Jeff Dunham has a confession to make: He’s been playing with dolls since he was a little boy.
OK, so technically they’re ventriloquist dummies, but his passion for the art did start at a young age.
“I was just a little kid in the third grade and I got a plastic Mortimer Snerd dummy one year for Christmas,” Dunham told Pollstar. “So I got books and records and just taught myself.”
His public debut gave him his first taste of the spotlight, and the future ventriloquist and stand-up comedian was hooked.

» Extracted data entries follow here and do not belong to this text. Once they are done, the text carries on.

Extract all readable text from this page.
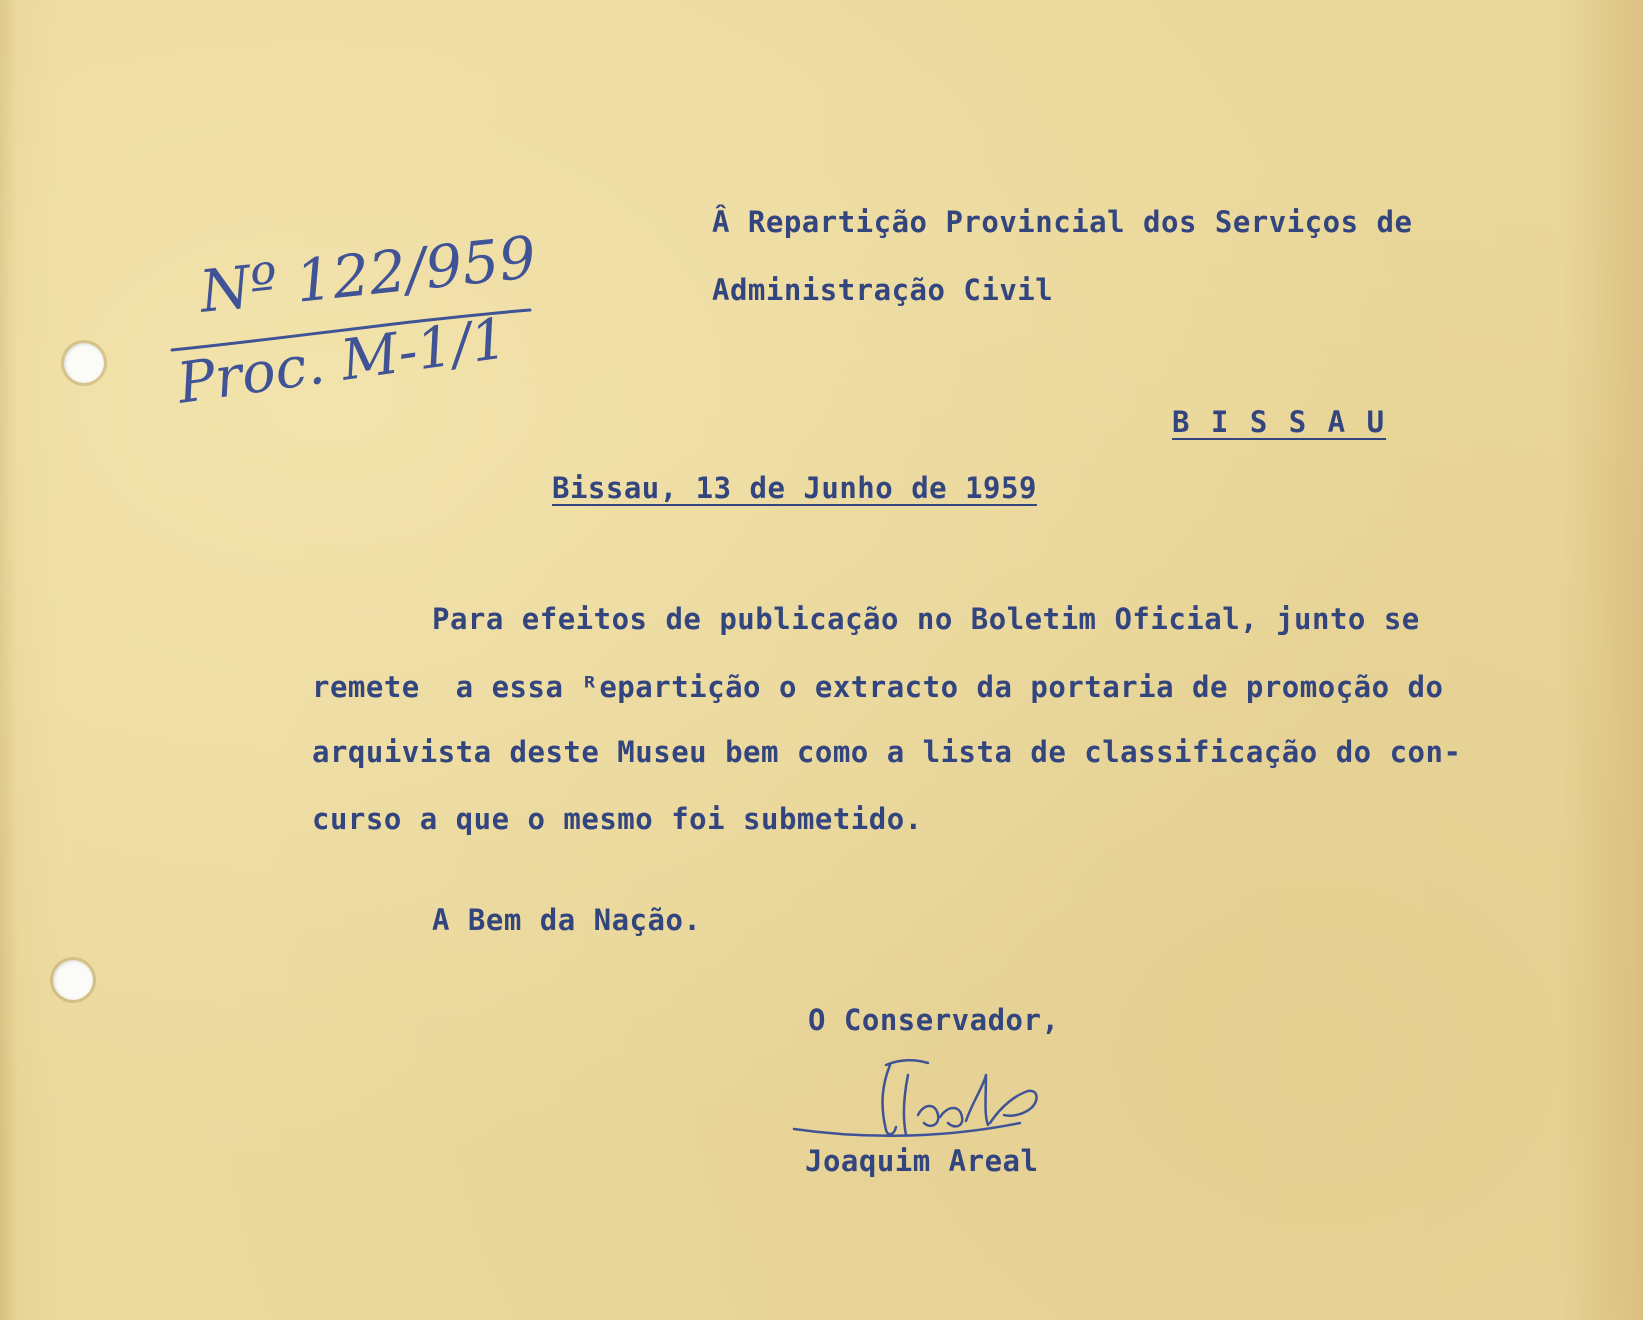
Nº 122/959
Proc. M-1/1
Â Repartição Provincial dos Serviços de
Administração Civil
B I S S A U
Bissau, 13 de Junho de 1959
Para efeitos de publicação no Boletim Oficial, junto se
remete  a essa ᴿepartição o extracto da portaria de promoção do
arquivista deste Museu bem como a lista de classificação do con-
curso a que o mesmo foi submetido.
A Bem da Nação.
O Conservador,
Joaquim Areal
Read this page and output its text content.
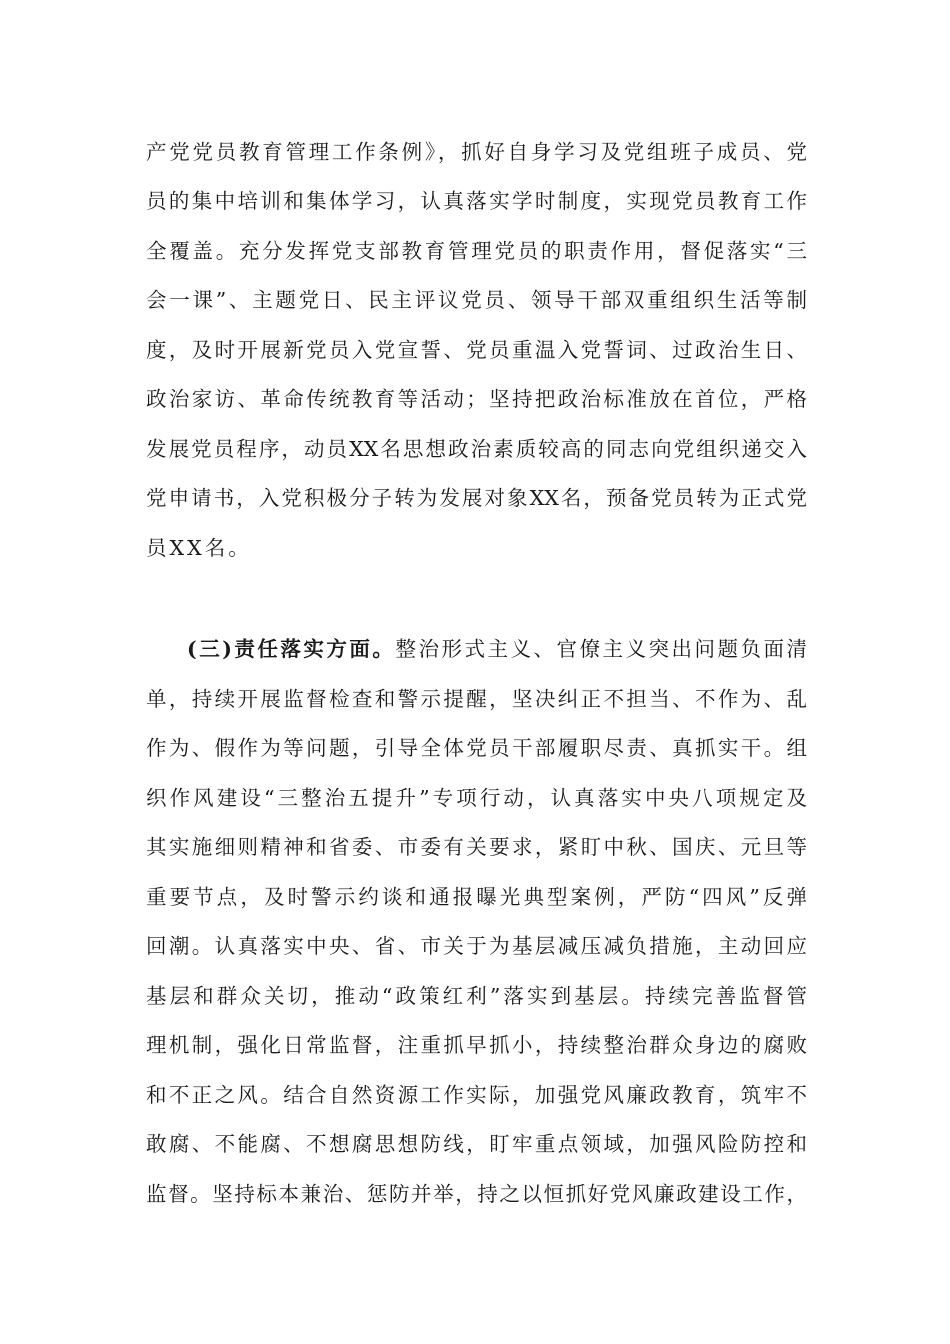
产党党员教育管理工作条例》，抓好自身学习及党组班子成员、党
员的集中培训和集体学习，认真落实学时制度，实现党员教育工作
全覆盖。充分发挥党支部教育管理党员的职责作用，督促落实“三
会一课”、主题党日、民主评议党员、领导干部双重组织生活等制
度，及时开展新党员入党宣誓、党员重温入党誓词、过政治生日、
政治家访、革命传统教育等活动；坚持把政治标准放在首位，严格
发展党员程序，动员XX名思想政治素质较高的同志向党组织递交入
党申请书，入党积极分子转为发展对象XX名，预备党员转为正式党
员XX名。
(三)责任落实方面。整治形式主义、官僚主义突出问题负面清
单，持续开展监督检查和警示提醒，坚决纠正不担当、不作为、乱
作为、假作为等问题，引导全体党员干部履职尽责、真抓实干。组
织作风建设“三整治五提升”专项行动，认真落实中央八项规定及
其实施细则精神和省委、市委有关要求，紧盯中秋、国庆、元旦等
重要节点，及时警示约谈和通报曝光典型案例，严防“四风”反弹
回潮。认真落实中央、省、市关于为基层减压减负措施，主动回应
基层和群众关切，推动“政策红利”落实到基层。持续完善监督管
理机制，强化日常监督，注重抓早抓小，持续整治群众身边的腐败
和不正之风。结合自然资源工作实际，加强党风廉政教育，筑牢不
敢腐、不能腐、不想腐思想防线，盯牢重点领域，加强风险防控和
监督。坚持标本兼治、惩防并举，持之以恒抓好党风廉政建设工作，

“My first show was a book report on the story of Hansel and Gretel,” Dunham said. “I did about three minutes on the story and then, for the next 10 minutes, proceeded to pick on all my classmates, the teacher and the school and got big laughs. That’s pretty much the formula for what I do now.”
Despite its humble beginning, that formula has earned the affable Dunham legions of fans across the country. Not many comedians can fill a 12,000-seat arena, let alone one who works with dummies.
"Merry Christmas, infidels!" says Achmed the Dead Terrorist.
But don’t think that Dunham’s partners Peanut, Walter, José Jalapeño on a Stick, Achmed the Dead Terrorist, Bubba J, Melvin and Sweet Daddy D are slow on the uptake. As a matter of fact, he’s the straight man in the act.
Interestingly though, he doesn’t think of himself as a ventriloquist and often opens his own shows with a straight stand-up routine.
“When you say, ‘When did the stand-up get into it?,’ I think a more pointed question would be, ‘When did you actually get funny?’” he said.
That’s something Dunham said started in college when he would fly to Los Angeles while his friends were going to football games.
“I started dipping my toe into the comedy club world just to see what the real comedy scene was like – instead of the middle of Texas,” he explained.
It soon became apparent that he wasn’t up to speed in a town where comedians like Jerry Seinfeld and Jay Leno would just show up at a club and kill with 20 minutes of material, not to mention the performers who weren’t as well known but just as funny.
“I realized early on that the ventriloquism needed to be just a vehicle for the comedy,” he said. “It couldn’t be the focus of the act. In other words, I needed to focus on the material and the jokes and keep people laughing. The ventriloquism just happened to be my instrument.
“Even though people looked down on me – other comics looked down on me – and I was kind of chastised for being a ‘prop’ comic, I looked at it as an advantage because I could carry on dialogue, rather than monologue. It was a secret weapon. People would listen more closely and there could be conflict just like in a sitcom.”
Levity Entertainment’s Judi Brown-Marmel, who manages Dunham, has a similar take.
“In the 10 years I’ve worked with him, I don’t think I’ve even used the word ventriloquist when I describe him,” Brown-Marmel told Pollstar. “I’ve always looked at it as he’s a brand of comedy and he has these characters he’s created.
“So in selling it, it was always a question of exposing them to the variety of different characters that open up these different streams of comedy that appeal to a wide variety of people.”
The comedian poses with alter ego Walter.
Dunham says that working with a dummy also gives him greater freedom with his material.
“There’s some sort of unwritten license that allows an inanimate object that becomes animate to get away with stuff that a mere mortal never could. Look at Triumph the Insult Comic Dog.”
The journey from comedy clubs to arenas didn’t come without a few sacrifices. Dunham has had to limit the amount of ad-libbing in his shows – a big part of the act early on – because “with 8,000 people sitting there, it’s tough to do a one-on-one with somebody in the audience.”
Moving into much larger venues, coupled with the current economic climate, has also upped the ante for getting the show right every time.
“I don’t like thinking about it because there’s too much pressure,” Dunham explained. “I understand that so much of our country is suffering right now and just trying to make ends meet. To know that these people set aside X amount of dollars and their time in a horribly tough economy – and by the way, we’re keeping ticket prices low just for that very reason – it’s a lot of responsibility on me. That’s a lot of pressure on one guy.”
But standing in front of thousands of people instead of dozens and being responsible for their happiness doesn’t seem to have changed Dunham much from the Texas kid fresh out of college who moved to L.A. in 1988.
“I try to never let any of this stuff go to my head because you never know how long it’s gonna last. It is great fun right now. It’s been 20 years on the road and the last two have been the payoff.”
That doesn’t mean he’s not thinking big though. Dunham, who has shows scheduled across North America through summer when he plans to take a short break to tape his fourth Comedy Central special, said future touring plans include performing in-the-round in full arenas.